I have said that the ISAs must not be confused with the (Repressive) State Apparatus. What constitutes the difference?
As a first moment, it is clear that while there is one (Repressive) State Apparatus, there is a plurality of Ideological State Apparatuses. Even presupposing that it exists, the unity that constitutes this plurality of ISAs as a body is not immediately visible.
As a second moment, it is clear that whereas the unified – (Repressive) State Apparatus belongs entirely to the public domain, much the larger part of the Ideological State Apparatuses (in their apparent dispersion) are part, on the contrary, of the private domain. Churches, Parties, Trade Unions, families, some schools, most newspapers, cultural ventures, etc., etc., are private.
What Cooler-Warmer actually signified was Gina Raimondo’s efforts to attract the same sort of predatory capitalist investment from Wall Street that beset New York when Mr. Glaser designed the I ♥ NY logo. Cooler-Warmer is a linguistic signifier of a neoliberal effort to pillage Rhode Island’s public capital and flood Wall Street banks with our tax dollars. Rather than coming like the Vikings did with marauders, they come in banker suits and use debt to do their dirty work.
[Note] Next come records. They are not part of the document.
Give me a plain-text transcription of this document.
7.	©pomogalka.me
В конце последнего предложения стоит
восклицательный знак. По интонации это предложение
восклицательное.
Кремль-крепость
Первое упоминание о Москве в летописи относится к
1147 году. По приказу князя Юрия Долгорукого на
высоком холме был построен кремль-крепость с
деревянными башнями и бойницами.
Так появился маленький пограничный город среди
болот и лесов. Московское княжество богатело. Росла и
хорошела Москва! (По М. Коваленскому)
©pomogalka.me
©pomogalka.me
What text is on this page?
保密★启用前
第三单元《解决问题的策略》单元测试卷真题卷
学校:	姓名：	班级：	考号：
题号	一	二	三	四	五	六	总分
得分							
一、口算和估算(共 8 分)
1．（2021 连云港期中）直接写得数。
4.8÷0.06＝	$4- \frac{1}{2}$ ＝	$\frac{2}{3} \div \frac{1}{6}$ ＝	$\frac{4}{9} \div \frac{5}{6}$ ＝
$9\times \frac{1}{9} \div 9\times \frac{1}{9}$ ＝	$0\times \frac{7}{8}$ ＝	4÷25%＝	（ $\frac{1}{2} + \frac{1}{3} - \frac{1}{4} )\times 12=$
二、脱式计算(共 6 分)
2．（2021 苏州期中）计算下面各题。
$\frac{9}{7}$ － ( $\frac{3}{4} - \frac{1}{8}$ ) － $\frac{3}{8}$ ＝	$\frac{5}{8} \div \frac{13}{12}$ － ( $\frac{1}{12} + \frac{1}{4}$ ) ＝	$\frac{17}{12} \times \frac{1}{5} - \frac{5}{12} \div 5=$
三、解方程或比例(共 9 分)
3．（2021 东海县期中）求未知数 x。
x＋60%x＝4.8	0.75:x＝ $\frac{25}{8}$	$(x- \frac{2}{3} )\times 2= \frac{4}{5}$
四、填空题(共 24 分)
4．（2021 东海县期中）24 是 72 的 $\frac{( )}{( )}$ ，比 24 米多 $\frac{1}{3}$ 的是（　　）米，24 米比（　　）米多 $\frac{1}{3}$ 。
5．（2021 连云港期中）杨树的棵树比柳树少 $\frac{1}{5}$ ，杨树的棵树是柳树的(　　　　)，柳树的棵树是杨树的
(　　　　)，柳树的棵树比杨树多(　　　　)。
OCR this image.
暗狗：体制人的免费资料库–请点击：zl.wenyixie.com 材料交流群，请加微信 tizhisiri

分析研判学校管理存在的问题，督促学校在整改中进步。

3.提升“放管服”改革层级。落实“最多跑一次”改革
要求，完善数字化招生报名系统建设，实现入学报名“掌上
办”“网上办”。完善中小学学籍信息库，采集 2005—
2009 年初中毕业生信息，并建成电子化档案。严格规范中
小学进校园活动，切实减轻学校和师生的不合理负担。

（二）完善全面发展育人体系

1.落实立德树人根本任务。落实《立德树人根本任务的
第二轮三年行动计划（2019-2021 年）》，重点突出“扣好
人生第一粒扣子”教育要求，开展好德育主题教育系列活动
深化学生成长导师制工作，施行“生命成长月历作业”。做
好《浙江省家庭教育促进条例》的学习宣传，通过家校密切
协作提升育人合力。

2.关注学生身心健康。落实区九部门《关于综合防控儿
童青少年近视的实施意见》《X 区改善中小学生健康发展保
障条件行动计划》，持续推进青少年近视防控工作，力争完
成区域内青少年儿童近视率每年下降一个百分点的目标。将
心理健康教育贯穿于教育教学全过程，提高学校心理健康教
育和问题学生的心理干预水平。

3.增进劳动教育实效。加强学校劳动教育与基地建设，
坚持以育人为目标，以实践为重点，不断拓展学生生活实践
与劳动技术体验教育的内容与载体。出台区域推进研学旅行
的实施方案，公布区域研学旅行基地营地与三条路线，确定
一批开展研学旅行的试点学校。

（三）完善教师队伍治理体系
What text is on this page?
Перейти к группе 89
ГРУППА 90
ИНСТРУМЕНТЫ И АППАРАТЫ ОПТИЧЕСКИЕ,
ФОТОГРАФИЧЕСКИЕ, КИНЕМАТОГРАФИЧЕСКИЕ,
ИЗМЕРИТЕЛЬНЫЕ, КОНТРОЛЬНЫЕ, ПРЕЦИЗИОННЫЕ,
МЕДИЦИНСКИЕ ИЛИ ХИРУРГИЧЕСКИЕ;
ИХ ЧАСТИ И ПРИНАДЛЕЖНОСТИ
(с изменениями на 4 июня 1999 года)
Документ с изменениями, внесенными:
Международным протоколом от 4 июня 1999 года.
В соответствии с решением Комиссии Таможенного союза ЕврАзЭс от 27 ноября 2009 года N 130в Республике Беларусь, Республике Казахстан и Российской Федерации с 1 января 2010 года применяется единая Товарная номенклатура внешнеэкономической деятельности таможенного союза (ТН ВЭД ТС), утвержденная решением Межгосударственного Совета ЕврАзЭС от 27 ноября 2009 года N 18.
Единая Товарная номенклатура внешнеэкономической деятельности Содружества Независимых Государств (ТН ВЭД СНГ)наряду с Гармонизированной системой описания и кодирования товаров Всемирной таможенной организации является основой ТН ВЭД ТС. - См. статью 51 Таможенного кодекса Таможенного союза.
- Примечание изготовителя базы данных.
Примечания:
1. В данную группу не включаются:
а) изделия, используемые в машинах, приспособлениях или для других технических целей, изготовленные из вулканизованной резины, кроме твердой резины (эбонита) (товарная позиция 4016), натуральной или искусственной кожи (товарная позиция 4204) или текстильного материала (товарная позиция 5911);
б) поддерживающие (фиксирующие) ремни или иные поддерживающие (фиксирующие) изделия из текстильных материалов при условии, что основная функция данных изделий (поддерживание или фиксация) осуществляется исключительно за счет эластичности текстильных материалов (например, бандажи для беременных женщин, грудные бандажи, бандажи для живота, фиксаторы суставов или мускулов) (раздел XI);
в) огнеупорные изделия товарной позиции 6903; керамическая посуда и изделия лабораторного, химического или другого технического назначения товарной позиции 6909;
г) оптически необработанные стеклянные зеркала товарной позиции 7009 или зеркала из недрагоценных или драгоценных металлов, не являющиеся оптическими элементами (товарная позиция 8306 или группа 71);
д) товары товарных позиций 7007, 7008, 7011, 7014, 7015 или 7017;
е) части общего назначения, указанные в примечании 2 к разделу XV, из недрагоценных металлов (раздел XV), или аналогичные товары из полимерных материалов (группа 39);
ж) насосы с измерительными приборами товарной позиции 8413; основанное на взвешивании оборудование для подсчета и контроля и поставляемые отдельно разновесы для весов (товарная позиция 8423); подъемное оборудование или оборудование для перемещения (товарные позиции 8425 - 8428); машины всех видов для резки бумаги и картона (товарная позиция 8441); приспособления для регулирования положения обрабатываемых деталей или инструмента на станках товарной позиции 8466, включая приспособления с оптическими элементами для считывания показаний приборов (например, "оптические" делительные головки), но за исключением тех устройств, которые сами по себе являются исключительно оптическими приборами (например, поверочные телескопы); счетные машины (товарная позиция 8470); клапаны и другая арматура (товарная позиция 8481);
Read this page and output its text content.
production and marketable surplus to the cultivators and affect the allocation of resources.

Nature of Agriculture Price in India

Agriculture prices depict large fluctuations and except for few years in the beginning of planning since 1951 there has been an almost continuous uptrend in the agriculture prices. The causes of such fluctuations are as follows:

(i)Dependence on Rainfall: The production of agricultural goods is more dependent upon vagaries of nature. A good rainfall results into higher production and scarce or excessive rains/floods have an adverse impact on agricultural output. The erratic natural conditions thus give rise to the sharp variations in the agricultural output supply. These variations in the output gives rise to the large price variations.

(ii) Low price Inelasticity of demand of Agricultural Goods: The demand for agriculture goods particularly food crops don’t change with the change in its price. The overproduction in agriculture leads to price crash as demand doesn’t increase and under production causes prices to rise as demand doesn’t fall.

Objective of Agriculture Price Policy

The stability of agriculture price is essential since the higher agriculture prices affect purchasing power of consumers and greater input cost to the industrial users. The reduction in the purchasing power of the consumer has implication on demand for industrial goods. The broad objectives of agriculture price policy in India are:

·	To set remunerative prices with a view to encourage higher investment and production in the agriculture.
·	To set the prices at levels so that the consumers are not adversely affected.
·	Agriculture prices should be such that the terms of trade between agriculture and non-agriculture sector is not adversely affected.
Rather than invest locally and build our economy, Raimondo wants to widen a pipeline she installed in the Treasury to include more people. Her recent attraction of the Goldman Sachs 10,000 Small Businesses program is meant to take important business away from local community banks and credit unions by ensnaring small business owners in predatory debt bondage. Ten years ago, Goldman created a housing bubble through predatory lending by its duplicitous proxies in the real estate industry and their subprime mortgages. Economist Michael Hudson aptly describes their behavior as akin to a parasite, killing the host (borrower) so to expand and grow their presence while creating a neo-feudal rentier economy with the support of the government. Now they are just cutting the middleman out and targeting the public directly.
Should we be calling this cool or warm?